There’s an unspoken prejudice in certain corners of business, the assumption that someone who has left, or been left, is somehow vulnerable, unstable, or ripe for exploitation. A person who will accept worse terms because they “need this to work.”

 

Mandy felt that judgement before anyone said a single word.

 

She saw it in the landlord’s tight smile when she mentioned she was setting this up alone.

In the contractor’s raised eyebrow when she said her partner wasn’t involved. In the way some men, never the good ones, spoke slower, louder, more deliberately, as if explaining the world to someone who had broken a rule and was now paying penance.

 

No one ever said, “Oh, you’re divorced, so here’s the inflated quote,” but you could feel it in the subtext, the way they probed her boundaries, tested her patience, and tried to insert themselves into her authority.

 

Divorce didn’t create the roadblocks.
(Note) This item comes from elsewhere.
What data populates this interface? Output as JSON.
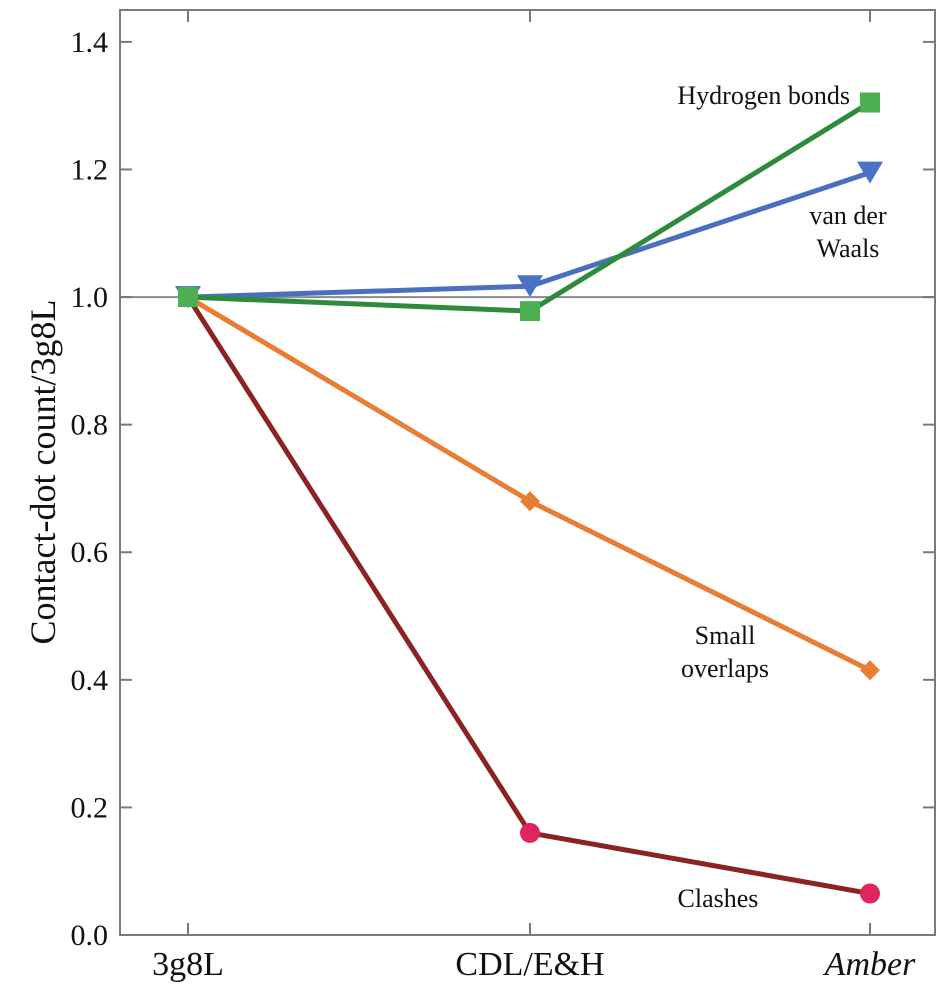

But it magnified the way the world tried to hold the door shut.

 

Still, none of this was “female-specific.” It was entrepreneur-specific.

 

You could replace Mandy with a 25-year-old single man, a 60-year-old retiree, or a father of four changing careers, and the same walls would appear. The same egos. The same obstructors. The same sinkholes of time and money.

 

The system is not built to encourage people to build things. It’s built to make them think twice. Because the people who keep the gears moving, landlords, gatekeepers, minor officials, mediocre contractors, rely on one thing above all: predictability.

 

Entrepreneurs are not predictable. They question things. They push. They imagine better ways of doing the very tasks these gatekeepers have made a living from performing poorly.

 

And that makes them dangerous.

 

So the suppression begins, not maliciously, not even consciously, but instinctively. A defensive reflex. And Mandy hit that reflex head-on.

 

What made it harder for her wasn’t being female, or divorced, or idealistic. It was being alone in the ring.

 

Every obstruction she faced required a decision she had to make herself. Every delay cost money she alone was responsible for finding. Every misstep was hers to absorb. Every bully was hers to neutralise.

 

When you’re part of a couple, people assume there’s someone else behind the scenes absorbing shock. When you’re alone, they assume you’re breakable. And some of them, 

those in the Trump-end of the behaviour spectrum, want to see you crack.

 

Not because they have any stake in your failure, but because it reassures them that their own small lives remain intact.

 

The great irony of entrepreneurship is that the people who benefit most from small businesses, landlords, local suppliers, tradespeople, councils, are often the ones who create the most friction. They should be your ecosystem. Your support. Your local network.

 

Instead, they’re often the first group to make sure you learn your place. And the place they want you in is never above them.

 

At some point in this early journey, no single moment, just an accumulation, Mandy realised she wasn’t just fighting for a clinic.

 

She was fighting back against a system that: tolerates mediocrity, resists enthusiasm, despises high standards, and punishes anyone who tries to do things properly.

 

That’s the real shape of the “Roadblocks.”

 

Not the walls, the pipes, the wiring, the permits. But the people standing in the shadows of those things. Not out of malice, but because your success threatens the slow, comfortable gravity they’ve built their lives around.